Le label est attribué pour 5 ans renouvelables par le préfet de région, après examen d'un dossier par un groupe de travail régional. Il répond à des critères d'exigence et de qualité sur l'organisation de l'espace, l'intégration dans le site, les éléments notables, l'intérêt botanique et/ou historique, l'entretien (existence éventuelle d'un " plan de gestion ") et l'accueil.
Tout propriétaire d'un jardin d'intérêt culturel, protégé ou non, peut présenter la candidature de son jardin en constituant un dossier (s'adresser à la DRAC).
Certains crédits européens peuvent être employés pour des études et travaux dans des jardins d'intérêt culturel (50% pour les études et 20% pour les travaux). Pour cela, il faut que ce type d'action ait été envisagé lors de la définition des projets d'emploi des crédits dans la région concernée et que le jardin soit en zone d'éligibilité des fonds structurels européens (objectif 2 ou 5B).
La fondation du patrimoine, créée en 1996, associe l'état et le mécénat privé à la conservation et la restauration du patrimoine non protégé. A ce titre, elle est également susceptible d'intervenir au bénéfice de jardins.
Les conseils d'architecture, d'urbanisme et d'environnement (CAUE) sont des organismes départementaux de type associatif dont les missions d'information et de sensibilisation concernent également le domaine du paysage. Ils mettent à la disposition du public et des élus des paysagistes qui apportent, à titre gracieux, leurs conseils (assistance aux particuliers, conseil aux collectivités, actions de sensibilisation et de formation).

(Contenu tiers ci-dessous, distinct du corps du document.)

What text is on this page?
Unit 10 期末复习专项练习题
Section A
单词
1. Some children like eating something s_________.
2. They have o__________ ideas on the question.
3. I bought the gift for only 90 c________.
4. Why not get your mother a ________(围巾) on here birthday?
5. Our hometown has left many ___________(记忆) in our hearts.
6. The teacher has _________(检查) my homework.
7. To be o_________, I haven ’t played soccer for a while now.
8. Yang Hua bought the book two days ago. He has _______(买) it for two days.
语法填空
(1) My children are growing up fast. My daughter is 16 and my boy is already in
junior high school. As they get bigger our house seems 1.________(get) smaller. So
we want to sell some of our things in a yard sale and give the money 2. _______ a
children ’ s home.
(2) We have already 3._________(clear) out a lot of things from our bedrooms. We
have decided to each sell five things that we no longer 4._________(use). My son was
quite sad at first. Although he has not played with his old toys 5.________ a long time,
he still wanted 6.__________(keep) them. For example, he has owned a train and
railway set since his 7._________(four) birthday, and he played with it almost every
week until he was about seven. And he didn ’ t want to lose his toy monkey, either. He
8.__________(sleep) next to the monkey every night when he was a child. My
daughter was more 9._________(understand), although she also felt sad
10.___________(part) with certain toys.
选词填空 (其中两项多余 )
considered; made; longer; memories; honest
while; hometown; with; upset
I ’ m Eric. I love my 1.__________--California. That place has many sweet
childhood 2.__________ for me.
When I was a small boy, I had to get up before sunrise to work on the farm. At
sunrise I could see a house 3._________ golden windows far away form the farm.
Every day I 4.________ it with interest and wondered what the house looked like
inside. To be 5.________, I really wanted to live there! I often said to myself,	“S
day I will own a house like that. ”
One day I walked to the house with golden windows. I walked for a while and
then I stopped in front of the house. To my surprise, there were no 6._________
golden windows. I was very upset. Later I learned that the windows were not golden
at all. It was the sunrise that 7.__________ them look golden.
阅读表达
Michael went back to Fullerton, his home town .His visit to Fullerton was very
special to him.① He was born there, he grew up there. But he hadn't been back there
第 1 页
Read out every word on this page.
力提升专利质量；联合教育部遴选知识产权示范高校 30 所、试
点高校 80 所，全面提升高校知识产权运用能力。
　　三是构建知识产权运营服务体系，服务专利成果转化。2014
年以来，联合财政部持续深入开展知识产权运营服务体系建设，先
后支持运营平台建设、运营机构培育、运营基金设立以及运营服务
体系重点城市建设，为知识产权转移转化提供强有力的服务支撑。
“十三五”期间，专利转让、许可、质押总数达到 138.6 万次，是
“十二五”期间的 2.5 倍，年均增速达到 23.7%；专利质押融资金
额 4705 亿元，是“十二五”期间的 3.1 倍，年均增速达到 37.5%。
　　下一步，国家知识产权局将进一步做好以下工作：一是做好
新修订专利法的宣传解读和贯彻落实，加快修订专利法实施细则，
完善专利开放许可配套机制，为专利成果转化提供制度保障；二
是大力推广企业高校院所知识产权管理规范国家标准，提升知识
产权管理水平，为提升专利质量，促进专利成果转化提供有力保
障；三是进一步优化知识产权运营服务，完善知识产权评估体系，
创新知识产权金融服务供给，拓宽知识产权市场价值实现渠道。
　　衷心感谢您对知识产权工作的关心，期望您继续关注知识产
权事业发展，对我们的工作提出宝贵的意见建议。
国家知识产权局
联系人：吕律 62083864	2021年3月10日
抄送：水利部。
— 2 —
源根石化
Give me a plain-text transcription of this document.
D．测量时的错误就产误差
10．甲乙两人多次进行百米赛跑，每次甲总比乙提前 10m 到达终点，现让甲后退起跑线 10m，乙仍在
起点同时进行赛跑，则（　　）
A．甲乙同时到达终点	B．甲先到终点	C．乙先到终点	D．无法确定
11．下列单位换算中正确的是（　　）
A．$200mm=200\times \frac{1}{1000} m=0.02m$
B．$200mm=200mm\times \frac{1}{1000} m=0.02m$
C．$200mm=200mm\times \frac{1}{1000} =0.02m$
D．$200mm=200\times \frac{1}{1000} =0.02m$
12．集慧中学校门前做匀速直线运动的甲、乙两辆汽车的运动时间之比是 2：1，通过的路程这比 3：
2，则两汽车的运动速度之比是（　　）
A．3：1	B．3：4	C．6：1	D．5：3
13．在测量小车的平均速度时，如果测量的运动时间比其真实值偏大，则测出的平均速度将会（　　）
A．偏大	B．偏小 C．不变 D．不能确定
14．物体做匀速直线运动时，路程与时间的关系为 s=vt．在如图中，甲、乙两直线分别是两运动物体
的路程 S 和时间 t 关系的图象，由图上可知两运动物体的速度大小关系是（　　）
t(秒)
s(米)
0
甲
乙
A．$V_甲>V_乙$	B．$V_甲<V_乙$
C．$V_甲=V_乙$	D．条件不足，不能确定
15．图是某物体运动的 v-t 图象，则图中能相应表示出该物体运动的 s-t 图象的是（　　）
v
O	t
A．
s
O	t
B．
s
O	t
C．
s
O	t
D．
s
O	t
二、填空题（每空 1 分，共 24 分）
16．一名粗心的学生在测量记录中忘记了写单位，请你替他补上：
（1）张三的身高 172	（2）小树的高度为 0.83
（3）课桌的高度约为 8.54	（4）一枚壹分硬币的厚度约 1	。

Les collectivités territoriales, en particulier les conseils régionaux et généraux, peuvent participer au financement des études et des travaux de restauration. Ces aides sont souvent conditionnées à l'ouverture au public. En outre, il arrive que des concours, organisés en liaison avec des associations de propriétaires et portant sur la restauration de jardins, soient ouverts aux particuliers et dotés de prix incitatifs.
Concernant un jardin dont l'intérêt culturel n'a pas encore été reconnu (soit par une protection, soit par l'attribution du label " jardin remarquable "), le ministère chargé de la culture peut émettre un certain nombre de prescriptions. Certains parcs ou jardins peuvent très exceptionnellement bénéficier d'aides financières pour des travaux, l'élaboration de plans de gestion ou des études préalables de la part des DRAC ou des DIREN, dans le cadre de leurs politiques régionales et dans les limites de leur budget.
Les jardins d'intérêt culturel peuvent se trouver dans le champ d'application d'autres mesures de protection, non du fait de leurs caractéristiques propres :
· en abords de monument historique : (voir
Considérer les abords de monuments historiques, fiche pratique n°11)
· au sein d'une zone
de protection du patrimoine architectural, urbain et paysager (ZPPAUP) : qu'ils
aient ou non un intérêt culturel, les jardins peuvent participer
à la composition d'un ensemble architectural, urbain et paysager. Si la
création d'une ZPPAUP ne permet pas d'obliger à restaurer et
encore moins à entretenir, elle induit la mise en place d'un
véritable cahier de gestion du patrimoine. Liant l'état à
la collectivité locale, elle aide à limiter les conflits et
à assurer une pérennité aux actions entreprises pour la
conservation du patrimoine. Enfin, les dimensions du territoire pris en compte
ne confinent pas la sauvegarde des jardins à leur limite intra-muros :
la mise en place de directives de gestion précises concerne autant les
structures mêmes du jardin que ses perspectives paysagères.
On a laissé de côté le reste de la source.